Poland’s president, Andrzej Duda, has published a set of pledges to support Polish families if he wins a second term in elections later this month. Among his promises is to “defend children from LGBT ideology”.

While Poland’s ruling conservative Law and Justice (PiS) party, from which Duda hails, led a vocal anti-LGBT campaign last year before European and parliamentary elections, Duda himself has so far largely avoided such language.

In fact, earlier this year, the president presented a more moderate tone, saying that he would be open to the idea of signing into law legislation introducing same-sex civil partnerships.

But last month, the main centrist opposition party, Civic Platform (PO), picked a new candidate for the presidential election. Their choice, Rafał Trzaskowski, has as mayor of Warsaw been a prominent supporter of LGBT rights.

Since Trzaskowski’s candidacy was announced, PiS has sought to present the election as “a choice between the white-and-red Poland represented by the current president and a rainbow Poland [of Trzaskowski]”.

Elections are “a choice between white-and-red Poland and rainbow Poland”, says ruling party official

Duda himself has now joined the fray, today publishing a set of campaign promises that he has called a “Family Charter” (contrasting to the “LGBT Charter” of policies that Trzaskowski signed when becoming mayor of Warsaw).

The president’s pledges including defending and expanding financial support for parents and seniors. This would entail maintaining existing programmes introduced by PiS, such as the popular “500+” child benefit scheme, as well as introducing new ones, such as subsidised holidays for families.

Duda also promises to ensure that families remain safe (from threats such as domestic violence and pornography) and that the labour market is more adapted to the needs of parents, including making it easier for women to return to work after maternity leave.

Two sections of the Family Charter relate to LGBT issues. One pledges to “defend the institution of marriage”, which Duda says must remain defined as a “relationship between a women and a man”.

The charter also says there can be “no consent for the adoption of children by homosexual couples”. At an event today in a playground to launch the charter, the president described such adoptions as part of a “foreign ideology”, reports TVP.

Another section is titled “defence of children from LGBT ideology”. It promises to “ban the propagation of LGBT ideology in public institutions” and to protect parents’ rights to decide on how their children are educated.
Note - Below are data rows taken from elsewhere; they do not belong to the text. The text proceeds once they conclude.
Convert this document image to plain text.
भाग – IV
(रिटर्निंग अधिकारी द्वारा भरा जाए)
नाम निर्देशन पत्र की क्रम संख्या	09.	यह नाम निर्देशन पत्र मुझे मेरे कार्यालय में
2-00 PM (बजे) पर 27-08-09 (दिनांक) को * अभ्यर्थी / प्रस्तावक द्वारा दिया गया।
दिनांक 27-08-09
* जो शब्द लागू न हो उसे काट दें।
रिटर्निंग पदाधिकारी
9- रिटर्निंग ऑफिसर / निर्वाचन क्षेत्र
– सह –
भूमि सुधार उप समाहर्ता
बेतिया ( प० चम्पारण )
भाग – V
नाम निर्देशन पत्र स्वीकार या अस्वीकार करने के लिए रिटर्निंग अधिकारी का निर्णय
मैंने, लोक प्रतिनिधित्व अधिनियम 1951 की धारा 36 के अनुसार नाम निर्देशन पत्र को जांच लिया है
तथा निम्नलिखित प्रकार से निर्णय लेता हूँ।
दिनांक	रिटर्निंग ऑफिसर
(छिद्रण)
In particular, it emphasises that “parents are responsible for sex education”.

Many self-proclaimed opponents of “LGBT ideology” in Poland are also against the expansion of sex education in schools (something Trzaskowski has sought to do in Warsaw). They argue that such classes are used by LGBT groups to “sexualise children” and even prepare them for abuse.

Last year, Jarosław Kaczyński – the PiS party chairman and Poland’s de facto leader – warned LGBT activists to keep their “hands off our children”.

“The sexualisation of children must be fought and defeated,” declared Kaczyński, referring to sex education programmes. “We must defend children, so that in Poland the normal family exists…[and] homosexual couples cannot experiment with children by adopting them.”

Kaczyński also warned that the “imported LGBT movement…threatens our identity, our nation, its continued existence, and therefore the Polish state”.

A large number of Polish local authorities, mostly under PiS control, have declared themselves “free from LGBT ideology”. Last week, the European Commision wrote to the heads of five Polish provinces requesting an explanation for such actions.

The situation has led Poland to now be ranked as the worst country for LGBT people in the European Union in an annual index published by ILGA-Europe, a Brussels-based NGO.